The following is a snippet from the JSON file. Notice how the types of the fields are specified. Also, if you have generated BulletRecord with Map fields whose keys are known, you can specify them here using enumerations.

[
    {
        "name": "probability",
        "type": "DOUBLE",
        "description": "Generated from Random#nextDouble"
    },
    ...
    {
        "name": "stats_map",
        "type": "MAP",
        "subtype": "LONG",
        "description": "This map contains some numeric information such as the current number of periods etc.",
        "enumerations": [
            ...
            {"name": "nano_time", "description": "The ns time when this record was generated"}
        ]
    },
    {
        "name": "classifiers",
        "type": "LIST",
        "subtype": "MAP",
        "description": "This contains two maps, each with: field_A and field_B whose values are randomly chosen from: foo, bar, baz, qux, quux, norf"
    }
]

The contents of the PubSub configuration file was discussed in the PubSub section above.

UI

Finally, we configured the UI with the custom environment specific settings file.
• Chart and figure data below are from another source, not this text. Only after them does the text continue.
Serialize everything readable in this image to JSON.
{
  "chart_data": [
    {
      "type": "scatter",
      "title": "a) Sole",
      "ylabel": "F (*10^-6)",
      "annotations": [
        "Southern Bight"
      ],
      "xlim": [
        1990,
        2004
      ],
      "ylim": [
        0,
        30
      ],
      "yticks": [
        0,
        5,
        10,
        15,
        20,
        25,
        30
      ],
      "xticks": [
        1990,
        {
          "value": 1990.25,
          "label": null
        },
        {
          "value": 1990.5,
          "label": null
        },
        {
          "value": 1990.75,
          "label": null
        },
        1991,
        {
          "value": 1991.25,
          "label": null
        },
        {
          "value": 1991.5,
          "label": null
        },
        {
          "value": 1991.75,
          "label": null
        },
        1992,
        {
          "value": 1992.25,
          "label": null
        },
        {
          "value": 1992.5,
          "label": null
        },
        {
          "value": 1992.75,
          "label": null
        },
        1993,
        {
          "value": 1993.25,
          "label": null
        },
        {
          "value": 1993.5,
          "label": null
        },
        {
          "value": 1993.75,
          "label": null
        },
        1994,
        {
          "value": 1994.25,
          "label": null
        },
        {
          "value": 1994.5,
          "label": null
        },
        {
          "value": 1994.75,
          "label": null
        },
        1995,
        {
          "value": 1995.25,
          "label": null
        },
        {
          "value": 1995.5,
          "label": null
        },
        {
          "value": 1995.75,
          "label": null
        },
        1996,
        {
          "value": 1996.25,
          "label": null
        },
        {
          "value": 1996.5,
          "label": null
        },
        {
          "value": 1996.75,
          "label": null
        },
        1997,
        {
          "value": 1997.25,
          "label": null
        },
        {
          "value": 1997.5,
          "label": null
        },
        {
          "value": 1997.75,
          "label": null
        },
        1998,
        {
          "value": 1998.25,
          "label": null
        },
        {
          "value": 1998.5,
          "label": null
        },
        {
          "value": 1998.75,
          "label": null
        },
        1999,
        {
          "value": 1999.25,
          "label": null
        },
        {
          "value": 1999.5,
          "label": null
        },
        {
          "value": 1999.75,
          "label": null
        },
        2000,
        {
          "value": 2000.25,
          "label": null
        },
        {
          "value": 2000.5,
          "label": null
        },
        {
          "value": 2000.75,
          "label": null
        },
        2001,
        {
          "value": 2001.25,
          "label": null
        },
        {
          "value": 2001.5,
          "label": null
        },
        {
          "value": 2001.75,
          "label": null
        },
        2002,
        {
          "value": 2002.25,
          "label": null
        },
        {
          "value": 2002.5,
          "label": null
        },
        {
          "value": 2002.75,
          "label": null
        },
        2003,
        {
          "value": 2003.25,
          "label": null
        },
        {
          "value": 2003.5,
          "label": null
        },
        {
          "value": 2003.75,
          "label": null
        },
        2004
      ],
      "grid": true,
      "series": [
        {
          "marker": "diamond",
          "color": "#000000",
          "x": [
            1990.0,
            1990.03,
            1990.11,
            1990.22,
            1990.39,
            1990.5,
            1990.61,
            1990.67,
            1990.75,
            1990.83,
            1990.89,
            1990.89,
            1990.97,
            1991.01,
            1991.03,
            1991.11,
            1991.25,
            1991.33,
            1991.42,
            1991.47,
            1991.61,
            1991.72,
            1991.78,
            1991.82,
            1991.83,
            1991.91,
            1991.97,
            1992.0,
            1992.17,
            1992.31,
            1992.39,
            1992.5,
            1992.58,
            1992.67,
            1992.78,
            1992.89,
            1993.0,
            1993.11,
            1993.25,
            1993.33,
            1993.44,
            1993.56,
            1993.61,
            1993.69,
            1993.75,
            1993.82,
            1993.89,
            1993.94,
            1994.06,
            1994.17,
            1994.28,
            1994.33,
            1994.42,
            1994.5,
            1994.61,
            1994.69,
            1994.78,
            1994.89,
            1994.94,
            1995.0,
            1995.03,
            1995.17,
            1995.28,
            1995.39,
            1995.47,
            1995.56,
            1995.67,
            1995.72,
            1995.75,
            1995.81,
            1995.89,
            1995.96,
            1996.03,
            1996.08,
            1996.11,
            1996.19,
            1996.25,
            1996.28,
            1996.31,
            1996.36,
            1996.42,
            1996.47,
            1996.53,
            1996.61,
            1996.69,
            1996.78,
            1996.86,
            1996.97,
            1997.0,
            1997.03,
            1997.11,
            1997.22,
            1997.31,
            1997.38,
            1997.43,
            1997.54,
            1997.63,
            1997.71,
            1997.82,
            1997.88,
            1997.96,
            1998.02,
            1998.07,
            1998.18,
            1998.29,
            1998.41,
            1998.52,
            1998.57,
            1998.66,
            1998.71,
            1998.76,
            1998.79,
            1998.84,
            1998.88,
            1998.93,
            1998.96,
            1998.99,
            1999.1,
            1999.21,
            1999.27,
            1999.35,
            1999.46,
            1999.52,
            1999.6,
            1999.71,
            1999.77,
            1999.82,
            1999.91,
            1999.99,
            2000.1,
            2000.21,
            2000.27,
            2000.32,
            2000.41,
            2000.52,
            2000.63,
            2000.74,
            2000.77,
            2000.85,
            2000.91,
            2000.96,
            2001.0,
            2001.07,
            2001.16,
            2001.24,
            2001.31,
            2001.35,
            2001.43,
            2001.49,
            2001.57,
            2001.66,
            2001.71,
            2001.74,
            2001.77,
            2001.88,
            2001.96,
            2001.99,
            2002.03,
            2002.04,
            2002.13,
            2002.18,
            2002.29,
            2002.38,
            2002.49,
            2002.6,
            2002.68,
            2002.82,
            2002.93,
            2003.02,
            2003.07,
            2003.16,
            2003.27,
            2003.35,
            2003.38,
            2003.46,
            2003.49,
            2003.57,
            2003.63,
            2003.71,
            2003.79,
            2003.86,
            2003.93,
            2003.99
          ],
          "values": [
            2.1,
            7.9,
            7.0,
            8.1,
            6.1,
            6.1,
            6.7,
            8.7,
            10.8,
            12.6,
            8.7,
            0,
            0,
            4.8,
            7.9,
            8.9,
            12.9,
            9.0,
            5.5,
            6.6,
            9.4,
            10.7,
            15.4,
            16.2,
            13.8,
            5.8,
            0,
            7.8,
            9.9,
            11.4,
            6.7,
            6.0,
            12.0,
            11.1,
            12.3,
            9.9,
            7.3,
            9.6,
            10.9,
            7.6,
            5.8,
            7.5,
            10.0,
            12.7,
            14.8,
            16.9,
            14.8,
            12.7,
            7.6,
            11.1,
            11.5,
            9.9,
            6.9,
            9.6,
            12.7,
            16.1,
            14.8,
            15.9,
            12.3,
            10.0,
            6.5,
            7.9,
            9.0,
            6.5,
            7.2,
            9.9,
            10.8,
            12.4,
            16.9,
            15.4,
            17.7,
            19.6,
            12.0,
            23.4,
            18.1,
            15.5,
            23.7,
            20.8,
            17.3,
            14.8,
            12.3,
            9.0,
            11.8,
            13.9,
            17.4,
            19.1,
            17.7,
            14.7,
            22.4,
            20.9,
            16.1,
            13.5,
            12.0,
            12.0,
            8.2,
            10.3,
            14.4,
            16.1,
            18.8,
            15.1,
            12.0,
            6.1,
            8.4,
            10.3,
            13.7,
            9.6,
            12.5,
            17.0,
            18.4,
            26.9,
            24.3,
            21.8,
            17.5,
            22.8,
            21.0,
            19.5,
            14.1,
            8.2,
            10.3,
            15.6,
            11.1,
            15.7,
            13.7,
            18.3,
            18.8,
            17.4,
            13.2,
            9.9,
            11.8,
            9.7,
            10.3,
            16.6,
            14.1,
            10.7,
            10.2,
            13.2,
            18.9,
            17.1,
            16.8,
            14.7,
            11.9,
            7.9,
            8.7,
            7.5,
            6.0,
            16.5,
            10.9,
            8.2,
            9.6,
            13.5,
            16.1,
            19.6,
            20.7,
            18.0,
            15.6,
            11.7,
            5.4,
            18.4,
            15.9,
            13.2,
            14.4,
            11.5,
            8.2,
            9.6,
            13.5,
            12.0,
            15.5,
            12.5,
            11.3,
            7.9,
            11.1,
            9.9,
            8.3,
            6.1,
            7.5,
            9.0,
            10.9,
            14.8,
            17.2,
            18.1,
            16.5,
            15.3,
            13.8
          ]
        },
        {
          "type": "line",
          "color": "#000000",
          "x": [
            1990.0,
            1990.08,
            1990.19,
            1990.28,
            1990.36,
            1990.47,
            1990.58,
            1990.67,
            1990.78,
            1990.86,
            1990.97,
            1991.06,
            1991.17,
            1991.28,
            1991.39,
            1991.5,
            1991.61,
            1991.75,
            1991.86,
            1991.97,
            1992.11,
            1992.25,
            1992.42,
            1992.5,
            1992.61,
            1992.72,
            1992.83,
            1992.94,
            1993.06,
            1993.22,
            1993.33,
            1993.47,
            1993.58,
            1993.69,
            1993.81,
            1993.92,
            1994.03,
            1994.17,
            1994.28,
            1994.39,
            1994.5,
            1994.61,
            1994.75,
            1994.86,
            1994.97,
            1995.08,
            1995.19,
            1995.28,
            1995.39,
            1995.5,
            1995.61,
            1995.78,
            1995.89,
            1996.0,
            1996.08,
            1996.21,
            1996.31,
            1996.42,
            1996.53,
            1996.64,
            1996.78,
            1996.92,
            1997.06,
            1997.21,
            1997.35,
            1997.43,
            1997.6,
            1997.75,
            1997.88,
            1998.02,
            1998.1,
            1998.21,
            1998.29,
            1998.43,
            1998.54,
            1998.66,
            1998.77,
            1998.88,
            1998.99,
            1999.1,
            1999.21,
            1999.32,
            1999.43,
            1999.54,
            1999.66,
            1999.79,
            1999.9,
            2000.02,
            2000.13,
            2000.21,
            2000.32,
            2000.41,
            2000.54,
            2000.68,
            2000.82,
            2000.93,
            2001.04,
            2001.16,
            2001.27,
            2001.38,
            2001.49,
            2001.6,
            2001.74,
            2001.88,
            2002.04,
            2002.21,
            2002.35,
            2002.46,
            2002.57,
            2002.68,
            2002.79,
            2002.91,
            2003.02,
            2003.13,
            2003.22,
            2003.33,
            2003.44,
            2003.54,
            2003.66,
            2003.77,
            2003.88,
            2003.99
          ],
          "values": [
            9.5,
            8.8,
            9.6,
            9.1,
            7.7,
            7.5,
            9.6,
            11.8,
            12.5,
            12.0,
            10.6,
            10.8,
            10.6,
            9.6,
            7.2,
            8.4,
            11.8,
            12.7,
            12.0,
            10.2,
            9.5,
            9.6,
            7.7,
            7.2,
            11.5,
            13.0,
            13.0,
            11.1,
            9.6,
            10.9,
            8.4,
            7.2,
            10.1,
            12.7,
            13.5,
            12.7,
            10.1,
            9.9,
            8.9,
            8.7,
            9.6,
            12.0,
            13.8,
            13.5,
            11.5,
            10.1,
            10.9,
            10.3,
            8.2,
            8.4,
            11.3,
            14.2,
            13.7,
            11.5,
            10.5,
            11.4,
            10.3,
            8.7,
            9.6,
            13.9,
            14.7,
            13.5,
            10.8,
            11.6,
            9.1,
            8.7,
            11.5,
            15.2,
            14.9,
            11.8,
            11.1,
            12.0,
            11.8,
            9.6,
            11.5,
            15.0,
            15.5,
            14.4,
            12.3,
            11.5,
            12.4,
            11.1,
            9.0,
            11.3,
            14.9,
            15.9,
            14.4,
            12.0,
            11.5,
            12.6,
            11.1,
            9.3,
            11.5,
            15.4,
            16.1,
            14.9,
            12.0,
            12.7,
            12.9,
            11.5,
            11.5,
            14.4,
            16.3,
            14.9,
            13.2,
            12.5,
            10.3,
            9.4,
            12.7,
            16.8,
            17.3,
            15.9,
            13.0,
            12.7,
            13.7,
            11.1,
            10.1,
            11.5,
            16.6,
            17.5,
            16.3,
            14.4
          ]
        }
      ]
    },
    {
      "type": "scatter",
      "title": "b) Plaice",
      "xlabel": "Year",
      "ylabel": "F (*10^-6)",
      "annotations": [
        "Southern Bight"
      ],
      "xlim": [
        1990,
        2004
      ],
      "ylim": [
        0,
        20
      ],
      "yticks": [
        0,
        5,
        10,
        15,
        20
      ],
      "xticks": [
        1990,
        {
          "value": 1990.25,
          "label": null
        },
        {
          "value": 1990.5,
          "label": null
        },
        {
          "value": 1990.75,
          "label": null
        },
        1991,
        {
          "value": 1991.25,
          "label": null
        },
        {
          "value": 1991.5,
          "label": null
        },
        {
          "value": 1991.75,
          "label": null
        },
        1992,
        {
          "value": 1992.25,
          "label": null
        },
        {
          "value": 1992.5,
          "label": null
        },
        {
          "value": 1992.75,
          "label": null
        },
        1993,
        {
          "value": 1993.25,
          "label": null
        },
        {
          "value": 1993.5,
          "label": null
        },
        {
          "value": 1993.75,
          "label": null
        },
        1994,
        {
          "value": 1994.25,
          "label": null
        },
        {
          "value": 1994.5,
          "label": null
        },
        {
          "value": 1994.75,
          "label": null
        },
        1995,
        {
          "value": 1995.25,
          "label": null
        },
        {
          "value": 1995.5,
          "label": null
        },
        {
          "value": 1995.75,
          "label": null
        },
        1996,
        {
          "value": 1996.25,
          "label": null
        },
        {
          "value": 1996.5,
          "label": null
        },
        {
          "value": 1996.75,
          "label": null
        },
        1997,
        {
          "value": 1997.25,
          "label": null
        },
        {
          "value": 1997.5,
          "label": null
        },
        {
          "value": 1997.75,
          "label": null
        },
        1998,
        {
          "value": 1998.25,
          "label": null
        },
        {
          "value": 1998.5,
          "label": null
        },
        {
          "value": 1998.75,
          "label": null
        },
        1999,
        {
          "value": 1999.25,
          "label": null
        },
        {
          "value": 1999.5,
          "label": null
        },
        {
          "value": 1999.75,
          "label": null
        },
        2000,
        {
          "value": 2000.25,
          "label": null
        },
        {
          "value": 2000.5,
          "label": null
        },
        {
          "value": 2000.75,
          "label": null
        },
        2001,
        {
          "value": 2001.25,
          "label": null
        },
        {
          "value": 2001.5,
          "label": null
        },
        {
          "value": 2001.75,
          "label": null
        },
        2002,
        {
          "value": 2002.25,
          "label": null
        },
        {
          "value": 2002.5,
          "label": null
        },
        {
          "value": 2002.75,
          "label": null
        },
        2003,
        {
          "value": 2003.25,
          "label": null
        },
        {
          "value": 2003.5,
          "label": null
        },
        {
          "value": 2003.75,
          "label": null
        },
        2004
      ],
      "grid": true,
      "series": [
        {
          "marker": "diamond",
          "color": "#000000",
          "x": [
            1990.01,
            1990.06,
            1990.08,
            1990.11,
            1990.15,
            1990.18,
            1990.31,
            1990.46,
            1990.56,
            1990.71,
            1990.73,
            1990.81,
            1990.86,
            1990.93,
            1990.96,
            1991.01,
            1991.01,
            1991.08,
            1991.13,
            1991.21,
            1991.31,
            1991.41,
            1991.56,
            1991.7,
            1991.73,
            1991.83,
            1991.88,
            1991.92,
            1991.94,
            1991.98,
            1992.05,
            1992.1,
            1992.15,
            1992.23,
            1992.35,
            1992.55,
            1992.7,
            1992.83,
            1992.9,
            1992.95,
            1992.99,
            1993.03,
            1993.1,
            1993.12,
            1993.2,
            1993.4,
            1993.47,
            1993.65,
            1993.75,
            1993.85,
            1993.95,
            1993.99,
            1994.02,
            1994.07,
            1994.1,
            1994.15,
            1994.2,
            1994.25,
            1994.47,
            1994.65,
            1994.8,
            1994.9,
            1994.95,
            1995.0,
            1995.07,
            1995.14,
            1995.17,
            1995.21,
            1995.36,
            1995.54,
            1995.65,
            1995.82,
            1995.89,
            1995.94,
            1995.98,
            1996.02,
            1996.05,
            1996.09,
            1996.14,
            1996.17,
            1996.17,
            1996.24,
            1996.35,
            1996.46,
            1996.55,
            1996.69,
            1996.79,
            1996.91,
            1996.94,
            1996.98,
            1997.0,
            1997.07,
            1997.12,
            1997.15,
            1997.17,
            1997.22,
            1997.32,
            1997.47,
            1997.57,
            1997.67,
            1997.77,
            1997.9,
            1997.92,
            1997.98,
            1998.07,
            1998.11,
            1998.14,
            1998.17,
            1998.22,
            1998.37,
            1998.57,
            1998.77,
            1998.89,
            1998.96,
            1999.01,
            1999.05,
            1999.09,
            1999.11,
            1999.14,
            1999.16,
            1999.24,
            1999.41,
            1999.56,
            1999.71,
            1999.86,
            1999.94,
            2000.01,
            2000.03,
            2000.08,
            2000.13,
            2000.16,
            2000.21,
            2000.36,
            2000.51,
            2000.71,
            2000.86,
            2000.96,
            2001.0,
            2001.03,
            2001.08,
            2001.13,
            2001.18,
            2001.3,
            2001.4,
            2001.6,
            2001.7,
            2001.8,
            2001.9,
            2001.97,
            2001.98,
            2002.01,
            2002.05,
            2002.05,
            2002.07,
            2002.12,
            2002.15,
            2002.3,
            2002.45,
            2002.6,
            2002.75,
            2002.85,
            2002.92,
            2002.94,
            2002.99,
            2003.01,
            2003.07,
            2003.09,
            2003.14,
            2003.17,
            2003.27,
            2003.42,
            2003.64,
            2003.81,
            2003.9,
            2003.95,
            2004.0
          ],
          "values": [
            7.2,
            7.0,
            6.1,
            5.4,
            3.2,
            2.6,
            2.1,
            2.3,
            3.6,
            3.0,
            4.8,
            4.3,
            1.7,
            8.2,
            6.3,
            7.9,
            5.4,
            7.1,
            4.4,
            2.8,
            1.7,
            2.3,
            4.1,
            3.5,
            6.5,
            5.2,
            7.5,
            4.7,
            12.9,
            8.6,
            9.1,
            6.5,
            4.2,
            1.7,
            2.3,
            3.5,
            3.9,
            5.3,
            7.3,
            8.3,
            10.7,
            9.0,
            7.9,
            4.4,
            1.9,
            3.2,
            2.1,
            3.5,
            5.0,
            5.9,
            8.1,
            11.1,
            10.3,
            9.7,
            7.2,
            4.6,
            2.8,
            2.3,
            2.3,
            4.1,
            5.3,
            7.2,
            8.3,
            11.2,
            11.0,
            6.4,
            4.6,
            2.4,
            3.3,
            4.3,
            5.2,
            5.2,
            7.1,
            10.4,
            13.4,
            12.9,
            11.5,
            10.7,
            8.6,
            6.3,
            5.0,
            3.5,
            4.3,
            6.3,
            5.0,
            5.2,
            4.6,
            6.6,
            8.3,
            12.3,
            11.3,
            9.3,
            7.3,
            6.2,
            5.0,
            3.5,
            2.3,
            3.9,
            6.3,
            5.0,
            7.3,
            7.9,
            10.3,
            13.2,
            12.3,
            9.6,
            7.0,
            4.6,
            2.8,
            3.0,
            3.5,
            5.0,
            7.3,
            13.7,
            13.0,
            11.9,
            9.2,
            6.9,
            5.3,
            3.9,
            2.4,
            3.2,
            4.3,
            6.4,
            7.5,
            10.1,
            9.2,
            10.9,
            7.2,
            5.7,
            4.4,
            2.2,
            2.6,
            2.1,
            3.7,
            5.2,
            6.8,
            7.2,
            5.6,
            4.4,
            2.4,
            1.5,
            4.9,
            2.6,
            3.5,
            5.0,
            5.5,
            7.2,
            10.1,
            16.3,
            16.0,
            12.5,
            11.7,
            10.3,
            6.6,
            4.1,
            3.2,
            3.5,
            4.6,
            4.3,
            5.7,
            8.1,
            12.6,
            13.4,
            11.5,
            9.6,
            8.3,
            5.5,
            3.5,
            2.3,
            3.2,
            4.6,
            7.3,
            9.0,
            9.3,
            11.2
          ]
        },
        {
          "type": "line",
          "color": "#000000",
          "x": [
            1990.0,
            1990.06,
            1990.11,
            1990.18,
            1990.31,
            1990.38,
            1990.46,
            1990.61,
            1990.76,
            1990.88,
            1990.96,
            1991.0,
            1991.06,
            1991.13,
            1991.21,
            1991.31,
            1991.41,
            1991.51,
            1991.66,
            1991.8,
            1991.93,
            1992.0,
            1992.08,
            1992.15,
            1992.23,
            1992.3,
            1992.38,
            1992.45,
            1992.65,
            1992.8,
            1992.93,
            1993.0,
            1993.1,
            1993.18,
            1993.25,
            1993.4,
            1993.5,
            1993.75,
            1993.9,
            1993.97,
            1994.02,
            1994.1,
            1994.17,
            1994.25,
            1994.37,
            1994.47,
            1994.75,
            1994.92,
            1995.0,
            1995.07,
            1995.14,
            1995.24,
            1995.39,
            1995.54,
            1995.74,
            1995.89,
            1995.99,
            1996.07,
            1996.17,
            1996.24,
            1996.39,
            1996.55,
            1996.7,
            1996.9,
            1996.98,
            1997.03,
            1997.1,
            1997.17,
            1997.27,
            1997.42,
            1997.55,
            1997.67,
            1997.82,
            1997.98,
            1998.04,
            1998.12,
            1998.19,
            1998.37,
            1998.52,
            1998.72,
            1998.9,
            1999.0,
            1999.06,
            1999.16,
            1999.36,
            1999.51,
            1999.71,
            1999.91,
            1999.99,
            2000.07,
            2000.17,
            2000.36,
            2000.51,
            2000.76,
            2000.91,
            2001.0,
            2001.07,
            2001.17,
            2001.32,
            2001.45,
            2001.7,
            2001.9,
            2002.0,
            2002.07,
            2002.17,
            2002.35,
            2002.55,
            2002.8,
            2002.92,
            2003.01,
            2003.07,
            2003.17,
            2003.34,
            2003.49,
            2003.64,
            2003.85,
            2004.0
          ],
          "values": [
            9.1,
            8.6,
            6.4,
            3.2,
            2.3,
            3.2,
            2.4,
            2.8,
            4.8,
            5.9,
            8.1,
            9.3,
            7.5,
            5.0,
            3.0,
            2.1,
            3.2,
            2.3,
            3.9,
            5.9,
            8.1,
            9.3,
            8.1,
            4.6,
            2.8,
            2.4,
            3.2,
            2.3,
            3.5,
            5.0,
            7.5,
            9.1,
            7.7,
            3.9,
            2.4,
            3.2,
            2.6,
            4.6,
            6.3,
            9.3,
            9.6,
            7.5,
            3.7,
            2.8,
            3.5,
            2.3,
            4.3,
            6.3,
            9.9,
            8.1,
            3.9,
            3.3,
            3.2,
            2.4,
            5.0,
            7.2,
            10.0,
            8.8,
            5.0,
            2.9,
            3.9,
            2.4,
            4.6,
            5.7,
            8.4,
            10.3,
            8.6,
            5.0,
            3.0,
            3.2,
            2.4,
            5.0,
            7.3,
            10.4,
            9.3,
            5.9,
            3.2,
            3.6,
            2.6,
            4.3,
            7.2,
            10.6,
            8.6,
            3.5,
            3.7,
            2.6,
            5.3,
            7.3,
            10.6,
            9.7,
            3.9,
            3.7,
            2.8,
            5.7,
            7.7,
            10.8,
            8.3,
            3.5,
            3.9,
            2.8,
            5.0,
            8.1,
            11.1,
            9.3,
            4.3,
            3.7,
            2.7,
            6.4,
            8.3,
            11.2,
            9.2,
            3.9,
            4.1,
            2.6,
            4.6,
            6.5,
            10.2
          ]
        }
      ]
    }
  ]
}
We did not add any environments since we only had the one.

{
  "default": {
    "queryHost": "http://localhost:9999",
    "queryNamespace": "api/bullet/queries",
    "queryPath": "ws-query",
    "validationPath": "validate-query",
    "queryStompRequestChannel": "/server/request",
    "queryStompResponseChannel": "/client/response",
    "schemaHost": "http://localhost:9999",
    "schemaNamespace": "api/bullet",
    "helpLinks": [
      {
        "name": "Tutorials",
        "link": "https://bullet-db.github.io/ui/usage"
      }
    ],
    "bugLink": "https://github.com/bullet-db/bullet-ui/issues",
    "modelVersion": 4,
    "migrations": {
      "deletions": "query"
    },
    "defaultValues": {
      "aggregationMaxSize": 1024,
      "rawMaxSize": 500,
      "durationMaxSecs": 9007199254740,
      "distributionNumberOfPoints": 11,
      "distributionQuantilePoints": "0, 0.25, 0.5, 0.75, 0.9, 1",
      "distributionQuantileStart": 0,
      "distributionQuantileEnd": 1,
      "distributionQuantileIncrement": 0.1,
      "windowEmitFrequencyMinSecs": 1,
      "everyForRecordBasedWindow": 1,
      "everyForTimeBasedWindow": 2000,
      "sketches": {
        "countDistinctMaxEntries": 16384,
        "groupByMaxEntries": 512,
        "distributionMaxEntries": 1024,
        "distributionMaxNumberOfPoints": 200,
        "topKMaxEntries": 1024,
        "topKErrorType": "No False Negatives"
      },
      "metadataKeyMapping": {
        "querySection": "Query",
        "windowSection": "Window",
        "sketchSection": "Sketch",
        "theta": "Theta",
        "uniquesEstimate": "Uniques Estimate",
        "queryCreationTime": "Receive Time",
        "queryTerminationTime": "Finish Time",
        "estimatedResult": "Was Estimated",
        "standardDeviations": "Standard Deviations",
        "normalizedRankError": "Normalized Rank Error",
        "maximumCountError": "Maximum Count Error",
        "itemsSeen": "Items Seen",
        "minimumValue": "Minimum Value",
        "maximumValue": "Maximum Value",
        "windowNumber": "Number",
        "windowSize": "Size",
        "windowEmitTime": "Emit Time",
        "expectedEmitTime": "Expected Emit Time"
      }
    }
  }
}

Since we served our schema through the same Web Service as our queries, both these point to our Web Service. Note that there is no schemaPath because it must be the constant string columns. If you define a custom endpoint for your schema, you must ensure that it can be obtained by making a GET request to schemaHost/schemaNamespace/columns.